If you are going to live-tweet an event:

  1. Introduce the keynote: title, speaker, links to follow the stream, and link to slides/other material if they were shared. Tag the speaker in the post.
  2. Posts highlighting the important points, best if accompanied by screenshots of the slides or the conference video as it happens. If you have the original material you can copy the text of the corresponding slide and add it as alt-text, otherwise, you should describe what the screenshot contains. In the text of the tweet, the most important thing is highlighted, it can be a phrase or title. Use some emojis.
  3. Share the different resources mentioned: websites, packages, materials, videos, etc. Again, they can be copied from the materials if they are available, if not they can be searched on the web or copied from the talk to be shared.
  4. If there are calls to action by the speaker, highlight them.
  5. If there are tips or rules, put together one or two posts summarizing them.
  6. Questions/answers that you find interesting. Add links or materials mentioned in the answer.
  7. Thank the keynote speaker at the end, share the materials again
  8. For each post, in addition to the official hashtags, think of specific ones for the topic.
  9. Someone else from the communication team can engage/retweet from other attendees during the keynote.

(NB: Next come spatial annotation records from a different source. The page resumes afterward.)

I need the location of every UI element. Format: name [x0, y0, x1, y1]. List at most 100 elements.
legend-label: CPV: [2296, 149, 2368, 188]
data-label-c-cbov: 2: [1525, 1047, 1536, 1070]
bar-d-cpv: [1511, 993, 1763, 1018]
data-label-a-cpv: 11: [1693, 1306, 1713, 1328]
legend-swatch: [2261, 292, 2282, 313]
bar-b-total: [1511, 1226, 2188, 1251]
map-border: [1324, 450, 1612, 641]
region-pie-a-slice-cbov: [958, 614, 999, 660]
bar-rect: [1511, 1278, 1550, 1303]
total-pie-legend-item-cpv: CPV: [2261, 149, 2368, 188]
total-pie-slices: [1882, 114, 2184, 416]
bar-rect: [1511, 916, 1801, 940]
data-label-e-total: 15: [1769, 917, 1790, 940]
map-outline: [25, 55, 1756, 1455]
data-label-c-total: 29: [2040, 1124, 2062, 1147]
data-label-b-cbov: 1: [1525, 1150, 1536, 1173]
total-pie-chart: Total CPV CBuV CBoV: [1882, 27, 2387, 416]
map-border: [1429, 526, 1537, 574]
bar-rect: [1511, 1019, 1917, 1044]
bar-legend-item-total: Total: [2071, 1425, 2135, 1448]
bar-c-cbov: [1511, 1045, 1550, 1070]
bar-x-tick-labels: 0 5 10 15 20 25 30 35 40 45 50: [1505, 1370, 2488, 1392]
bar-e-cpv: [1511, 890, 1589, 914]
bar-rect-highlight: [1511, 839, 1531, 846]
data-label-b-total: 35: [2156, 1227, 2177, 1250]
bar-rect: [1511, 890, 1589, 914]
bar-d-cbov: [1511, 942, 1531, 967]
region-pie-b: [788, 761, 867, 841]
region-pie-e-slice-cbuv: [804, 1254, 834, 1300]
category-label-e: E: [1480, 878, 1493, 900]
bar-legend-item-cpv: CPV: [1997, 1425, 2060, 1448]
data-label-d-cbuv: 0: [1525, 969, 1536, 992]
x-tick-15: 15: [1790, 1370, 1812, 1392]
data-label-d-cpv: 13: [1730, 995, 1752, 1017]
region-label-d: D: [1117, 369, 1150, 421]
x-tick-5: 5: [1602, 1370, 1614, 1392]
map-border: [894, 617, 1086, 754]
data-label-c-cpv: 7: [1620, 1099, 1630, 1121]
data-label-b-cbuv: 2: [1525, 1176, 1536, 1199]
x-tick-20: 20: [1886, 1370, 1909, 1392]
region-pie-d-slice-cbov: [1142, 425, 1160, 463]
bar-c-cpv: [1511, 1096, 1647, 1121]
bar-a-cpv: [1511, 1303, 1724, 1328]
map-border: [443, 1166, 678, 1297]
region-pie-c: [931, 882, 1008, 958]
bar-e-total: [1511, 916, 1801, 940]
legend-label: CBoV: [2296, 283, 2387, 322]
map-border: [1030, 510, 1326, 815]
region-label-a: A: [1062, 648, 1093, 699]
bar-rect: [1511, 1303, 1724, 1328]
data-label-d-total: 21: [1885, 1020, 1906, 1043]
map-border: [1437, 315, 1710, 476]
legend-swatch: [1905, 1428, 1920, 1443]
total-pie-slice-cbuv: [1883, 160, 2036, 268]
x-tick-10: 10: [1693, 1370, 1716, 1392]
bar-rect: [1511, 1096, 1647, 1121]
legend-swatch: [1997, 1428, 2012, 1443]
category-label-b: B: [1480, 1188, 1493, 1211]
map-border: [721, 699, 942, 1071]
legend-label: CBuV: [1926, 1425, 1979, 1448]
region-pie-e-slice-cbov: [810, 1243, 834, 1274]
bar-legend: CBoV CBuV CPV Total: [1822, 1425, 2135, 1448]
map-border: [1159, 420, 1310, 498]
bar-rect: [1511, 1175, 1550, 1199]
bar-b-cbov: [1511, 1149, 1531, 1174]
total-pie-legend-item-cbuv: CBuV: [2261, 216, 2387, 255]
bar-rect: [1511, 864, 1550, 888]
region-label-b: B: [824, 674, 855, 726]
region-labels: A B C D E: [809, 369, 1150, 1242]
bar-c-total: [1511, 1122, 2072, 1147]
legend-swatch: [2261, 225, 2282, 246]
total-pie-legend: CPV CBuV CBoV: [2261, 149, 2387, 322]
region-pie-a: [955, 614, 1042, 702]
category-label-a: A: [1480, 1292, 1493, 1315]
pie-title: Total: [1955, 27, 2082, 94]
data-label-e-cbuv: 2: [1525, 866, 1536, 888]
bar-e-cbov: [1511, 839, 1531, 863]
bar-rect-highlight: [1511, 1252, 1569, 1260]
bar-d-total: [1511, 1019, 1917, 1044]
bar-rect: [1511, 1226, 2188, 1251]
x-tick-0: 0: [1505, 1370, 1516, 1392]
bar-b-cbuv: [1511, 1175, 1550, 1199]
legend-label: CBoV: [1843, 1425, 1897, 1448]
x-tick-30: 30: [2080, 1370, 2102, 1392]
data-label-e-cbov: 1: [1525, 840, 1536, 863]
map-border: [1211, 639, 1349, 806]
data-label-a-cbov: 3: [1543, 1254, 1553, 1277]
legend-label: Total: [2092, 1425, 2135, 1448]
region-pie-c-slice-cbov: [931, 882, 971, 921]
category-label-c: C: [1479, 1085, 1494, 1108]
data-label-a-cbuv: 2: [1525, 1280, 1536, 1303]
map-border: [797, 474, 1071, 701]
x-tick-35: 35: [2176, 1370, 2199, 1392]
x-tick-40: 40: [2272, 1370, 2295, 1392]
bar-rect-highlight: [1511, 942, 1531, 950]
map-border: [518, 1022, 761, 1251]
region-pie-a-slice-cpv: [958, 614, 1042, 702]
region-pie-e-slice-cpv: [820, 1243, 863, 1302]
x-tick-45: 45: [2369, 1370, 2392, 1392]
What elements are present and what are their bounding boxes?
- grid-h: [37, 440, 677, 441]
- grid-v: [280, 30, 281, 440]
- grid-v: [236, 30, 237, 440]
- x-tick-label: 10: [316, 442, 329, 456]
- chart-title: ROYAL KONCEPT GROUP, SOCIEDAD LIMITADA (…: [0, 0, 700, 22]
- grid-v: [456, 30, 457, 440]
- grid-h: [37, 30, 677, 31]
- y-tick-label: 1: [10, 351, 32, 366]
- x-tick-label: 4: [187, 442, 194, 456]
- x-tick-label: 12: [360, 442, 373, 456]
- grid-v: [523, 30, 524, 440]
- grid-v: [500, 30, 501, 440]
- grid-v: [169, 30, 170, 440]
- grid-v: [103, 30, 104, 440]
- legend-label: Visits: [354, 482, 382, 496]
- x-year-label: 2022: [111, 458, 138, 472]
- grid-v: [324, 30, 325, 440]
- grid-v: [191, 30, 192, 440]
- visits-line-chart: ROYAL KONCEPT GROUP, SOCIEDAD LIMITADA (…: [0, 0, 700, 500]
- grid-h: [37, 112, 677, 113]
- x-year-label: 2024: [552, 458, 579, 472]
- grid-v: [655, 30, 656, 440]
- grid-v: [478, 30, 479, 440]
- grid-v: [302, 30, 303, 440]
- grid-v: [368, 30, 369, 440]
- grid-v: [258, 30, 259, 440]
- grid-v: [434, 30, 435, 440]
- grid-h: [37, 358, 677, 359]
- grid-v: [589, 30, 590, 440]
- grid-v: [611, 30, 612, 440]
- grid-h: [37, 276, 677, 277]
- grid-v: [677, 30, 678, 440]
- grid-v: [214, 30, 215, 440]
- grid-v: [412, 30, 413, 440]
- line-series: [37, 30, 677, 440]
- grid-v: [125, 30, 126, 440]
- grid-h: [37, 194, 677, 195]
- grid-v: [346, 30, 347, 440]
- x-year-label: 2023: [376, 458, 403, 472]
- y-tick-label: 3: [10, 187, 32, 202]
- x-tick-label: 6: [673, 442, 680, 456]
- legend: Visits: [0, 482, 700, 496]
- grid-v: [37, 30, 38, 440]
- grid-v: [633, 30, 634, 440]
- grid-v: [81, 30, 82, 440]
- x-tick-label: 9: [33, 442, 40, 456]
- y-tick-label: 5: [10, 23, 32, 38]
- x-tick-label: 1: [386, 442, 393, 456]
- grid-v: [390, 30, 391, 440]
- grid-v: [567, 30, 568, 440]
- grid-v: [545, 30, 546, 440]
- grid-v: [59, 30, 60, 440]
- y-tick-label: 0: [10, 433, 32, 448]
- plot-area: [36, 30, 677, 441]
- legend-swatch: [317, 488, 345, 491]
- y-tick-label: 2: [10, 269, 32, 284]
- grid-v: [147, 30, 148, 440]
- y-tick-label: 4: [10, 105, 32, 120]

This has to be agreed in advance.
  10. Publicly thank those who did this work. Incorporate them as part of the communication team. Remove permission of the account if they will not do this work again.

E.4 Promoting content

Share the content with the organizing team members, partner communities, and sponsors to ask for sharing the posts (RT).

  • The language of our posts is friendly and inclusive and limits insiderism where possible.
  • Do not start a tweet with an @ mention, otherwise Twitter treats the tweet as a reply - you can get round this by starting with a period, e.g. “.@mention”.
  • tweets will be posted on linkedIn as well
  • If we don’t have 5 post at day, twitter does not include us in their algorithms

E.5 Revision and updating of this policy

After the conference, update and review this policy for future teams, based on what you learned, what worked and what did not, and on the changing context of social media usage.